Marks Electrical reports ‘robust’ first half

Marks Electrical has announced its results for the six months ended 30 September 2024.

Sales for the period grew 9.3% year-on-year to £58.8m, while adjusted EBITDA was £2m at 3.4% margin.

Gross profit margin for the six months was 24.6%, down slightly from 24.9% in the previous year.

Looking ahead, the retailer expects a recovery in revenue growth in the second half and looking beyond 2025, Marks Electrical said it will harness its disciplined approach to cost control to best manage the ‘significant increases brought about by the recently announced rises to employer national insurance and the national minimum wage, following the UK Government’s autumn budget’.

Mark Smithson, ceo commented:The first half has included two of the largest structural changes the business has seen, the departure from Euronics and the implementation of our new ERP system, but despite these, we continued to remain profitable and cash generative and grew revenue by 9.3% to £58.8m.

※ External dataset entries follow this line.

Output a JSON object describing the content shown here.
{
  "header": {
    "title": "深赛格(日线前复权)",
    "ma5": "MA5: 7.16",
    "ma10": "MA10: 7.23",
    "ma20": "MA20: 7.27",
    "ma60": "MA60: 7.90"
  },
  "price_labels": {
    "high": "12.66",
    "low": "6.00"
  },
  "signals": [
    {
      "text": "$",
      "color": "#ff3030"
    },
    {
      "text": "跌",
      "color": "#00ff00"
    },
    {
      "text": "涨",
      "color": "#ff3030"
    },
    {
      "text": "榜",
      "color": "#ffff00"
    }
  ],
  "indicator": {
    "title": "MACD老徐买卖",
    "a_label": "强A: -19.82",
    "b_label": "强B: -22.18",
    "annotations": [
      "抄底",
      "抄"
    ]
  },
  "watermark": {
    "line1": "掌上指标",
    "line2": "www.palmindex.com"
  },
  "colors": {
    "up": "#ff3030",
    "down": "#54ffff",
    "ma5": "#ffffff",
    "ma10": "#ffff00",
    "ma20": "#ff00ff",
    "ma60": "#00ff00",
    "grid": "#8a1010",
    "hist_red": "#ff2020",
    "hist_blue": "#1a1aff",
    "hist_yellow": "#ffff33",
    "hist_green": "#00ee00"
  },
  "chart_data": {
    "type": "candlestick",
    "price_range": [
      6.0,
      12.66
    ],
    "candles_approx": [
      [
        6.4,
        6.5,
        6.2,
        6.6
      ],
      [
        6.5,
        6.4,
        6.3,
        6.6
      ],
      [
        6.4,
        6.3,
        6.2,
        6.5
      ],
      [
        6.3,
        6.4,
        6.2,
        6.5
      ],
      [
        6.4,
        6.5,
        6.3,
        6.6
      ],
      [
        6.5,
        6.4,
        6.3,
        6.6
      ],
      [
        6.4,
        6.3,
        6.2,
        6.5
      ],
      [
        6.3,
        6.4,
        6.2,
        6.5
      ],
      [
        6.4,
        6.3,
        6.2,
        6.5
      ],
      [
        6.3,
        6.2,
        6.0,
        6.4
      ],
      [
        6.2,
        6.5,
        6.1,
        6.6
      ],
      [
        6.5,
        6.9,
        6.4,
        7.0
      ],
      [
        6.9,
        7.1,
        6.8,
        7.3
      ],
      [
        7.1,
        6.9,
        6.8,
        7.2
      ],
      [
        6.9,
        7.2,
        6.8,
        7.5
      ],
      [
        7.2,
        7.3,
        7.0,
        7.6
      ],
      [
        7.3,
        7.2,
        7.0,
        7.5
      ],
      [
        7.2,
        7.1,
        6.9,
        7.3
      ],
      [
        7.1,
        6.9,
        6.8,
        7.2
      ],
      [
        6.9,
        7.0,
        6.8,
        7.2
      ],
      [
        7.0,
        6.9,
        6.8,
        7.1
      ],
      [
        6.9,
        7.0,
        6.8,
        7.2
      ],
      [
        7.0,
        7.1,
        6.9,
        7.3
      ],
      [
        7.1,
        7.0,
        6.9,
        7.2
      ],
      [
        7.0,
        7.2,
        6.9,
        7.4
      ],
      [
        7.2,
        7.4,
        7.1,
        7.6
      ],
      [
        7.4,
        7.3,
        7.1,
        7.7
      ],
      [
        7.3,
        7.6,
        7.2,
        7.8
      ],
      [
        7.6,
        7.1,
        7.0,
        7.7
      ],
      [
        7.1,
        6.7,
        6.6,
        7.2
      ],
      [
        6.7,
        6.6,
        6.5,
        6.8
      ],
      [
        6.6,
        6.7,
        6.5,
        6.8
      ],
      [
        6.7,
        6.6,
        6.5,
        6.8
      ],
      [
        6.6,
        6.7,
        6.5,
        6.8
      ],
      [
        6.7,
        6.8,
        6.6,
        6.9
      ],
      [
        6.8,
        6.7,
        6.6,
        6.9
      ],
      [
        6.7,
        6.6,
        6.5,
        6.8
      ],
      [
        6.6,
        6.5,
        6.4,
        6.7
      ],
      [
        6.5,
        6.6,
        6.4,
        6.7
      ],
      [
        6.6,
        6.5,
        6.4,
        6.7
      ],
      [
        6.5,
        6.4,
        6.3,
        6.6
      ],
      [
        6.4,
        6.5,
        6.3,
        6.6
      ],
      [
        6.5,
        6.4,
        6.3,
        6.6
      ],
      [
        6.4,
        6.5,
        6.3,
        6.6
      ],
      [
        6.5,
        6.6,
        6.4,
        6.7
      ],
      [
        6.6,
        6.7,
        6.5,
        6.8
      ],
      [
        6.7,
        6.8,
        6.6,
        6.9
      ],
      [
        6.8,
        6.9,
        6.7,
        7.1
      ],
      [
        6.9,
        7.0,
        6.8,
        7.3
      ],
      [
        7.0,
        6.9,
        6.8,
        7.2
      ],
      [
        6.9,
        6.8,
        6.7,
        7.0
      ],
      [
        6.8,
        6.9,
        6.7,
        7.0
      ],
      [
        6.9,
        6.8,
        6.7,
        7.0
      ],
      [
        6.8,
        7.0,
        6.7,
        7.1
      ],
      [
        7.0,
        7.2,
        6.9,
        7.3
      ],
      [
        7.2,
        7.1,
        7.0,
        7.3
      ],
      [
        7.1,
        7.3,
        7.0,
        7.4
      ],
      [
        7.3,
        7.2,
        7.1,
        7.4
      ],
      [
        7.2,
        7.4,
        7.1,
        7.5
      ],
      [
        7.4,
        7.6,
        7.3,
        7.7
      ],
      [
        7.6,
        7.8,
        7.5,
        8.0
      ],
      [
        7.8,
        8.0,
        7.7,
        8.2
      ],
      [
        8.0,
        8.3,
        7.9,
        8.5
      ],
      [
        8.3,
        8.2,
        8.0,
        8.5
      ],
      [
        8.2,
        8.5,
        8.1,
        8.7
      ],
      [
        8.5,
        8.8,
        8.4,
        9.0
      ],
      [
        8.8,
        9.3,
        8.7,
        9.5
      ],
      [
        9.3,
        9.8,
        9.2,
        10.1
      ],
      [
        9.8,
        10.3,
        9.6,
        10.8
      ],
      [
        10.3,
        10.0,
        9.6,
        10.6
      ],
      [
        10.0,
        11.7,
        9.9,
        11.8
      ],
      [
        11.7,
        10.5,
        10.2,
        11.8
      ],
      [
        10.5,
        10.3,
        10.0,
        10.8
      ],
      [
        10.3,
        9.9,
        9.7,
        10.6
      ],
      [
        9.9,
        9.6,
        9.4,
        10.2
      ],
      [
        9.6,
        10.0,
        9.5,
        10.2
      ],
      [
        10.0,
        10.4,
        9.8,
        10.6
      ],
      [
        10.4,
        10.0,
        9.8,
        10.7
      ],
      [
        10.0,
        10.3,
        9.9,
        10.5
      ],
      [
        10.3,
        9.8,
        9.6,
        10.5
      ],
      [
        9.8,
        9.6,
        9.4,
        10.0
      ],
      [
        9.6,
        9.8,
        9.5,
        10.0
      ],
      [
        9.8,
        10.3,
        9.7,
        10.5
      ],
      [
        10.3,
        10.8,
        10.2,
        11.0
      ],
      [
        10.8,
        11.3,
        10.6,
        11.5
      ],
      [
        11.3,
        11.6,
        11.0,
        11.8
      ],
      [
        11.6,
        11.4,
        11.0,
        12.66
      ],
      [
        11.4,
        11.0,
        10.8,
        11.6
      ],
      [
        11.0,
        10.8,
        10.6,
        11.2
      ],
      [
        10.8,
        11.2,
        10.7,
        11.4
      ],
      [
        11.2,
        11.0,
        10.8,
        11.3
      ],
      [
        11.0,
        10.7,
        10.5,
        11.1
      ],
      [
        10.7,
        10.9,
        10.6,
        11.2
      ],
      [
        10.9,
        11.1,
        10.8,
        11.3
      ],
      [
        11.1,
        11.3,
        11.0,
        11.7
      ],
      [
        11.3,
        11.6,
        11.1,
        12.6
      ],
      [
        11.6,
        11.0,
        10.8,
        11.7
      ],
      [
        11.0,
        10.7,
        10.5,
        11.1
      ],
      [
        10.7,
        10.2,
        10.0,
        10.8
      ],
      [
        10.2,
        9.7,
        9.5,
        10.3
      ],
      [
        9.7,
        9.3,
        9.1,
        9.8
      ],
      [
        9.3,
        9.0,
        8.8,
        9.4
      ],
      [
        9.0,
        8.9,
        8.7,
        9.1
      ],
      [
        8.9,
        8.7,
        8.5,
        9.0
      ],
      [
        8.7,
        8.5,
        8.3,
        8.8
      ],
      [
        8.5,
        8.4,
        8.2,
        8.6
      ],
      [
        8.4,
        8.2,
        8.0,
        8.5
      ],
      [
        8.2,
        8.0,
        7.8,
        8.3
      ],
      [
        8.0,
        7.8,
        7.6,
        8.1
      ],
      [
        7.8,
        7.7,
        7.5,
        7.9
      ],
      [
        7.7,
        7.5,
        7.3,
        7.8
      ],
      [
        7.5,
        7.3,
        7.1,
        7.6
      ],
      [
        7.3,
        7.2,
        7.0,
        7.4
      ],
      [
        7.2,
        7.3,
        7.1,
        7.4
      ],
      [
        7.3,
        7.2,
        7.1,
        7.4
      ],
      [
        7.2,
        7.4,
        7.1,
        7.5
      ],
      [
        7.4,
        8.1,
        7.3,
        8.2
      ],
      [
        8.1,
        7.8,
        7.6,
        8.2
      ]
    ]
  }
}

“These investments, while involving short-term challenges, have been made to position the business for long-term success. They will ensure that Marks Electrical is well placed to benefit when broader market sentiment picks up and will give us even greater vertical integration, visibility and control, enabling us to deliver growth, returns and value for all our stakeholders. 

“I’m proud of the strong operational focus demonstrated throughout the Period from our team of dedicated colleagues, which has allowed us to maintain our 4.8 Trustpilot rating during what has been a challenging period of change for the business, and the patience of both our customers and suppliers during this period was highly appreciated.

“As the consumer has continued to trade-down, we have evolved our business to meet those needs, perhaps leaning too much into non-premium products, which has led to erosion in our premium average order value. The knock-on implications of this on our distribution costs are something that we need to actively address moving forward by pivoting back to our historically premium focussed operating model.

“Whilst this pivot back to premium is likely to have an impact on the speed of our revenue growth, we are focussed on continuing to execute our strategy of driving profitable market share gains, ultimately enabling the Group to deliver long-term value creation and become the UK’s leading premium electrical retailer.”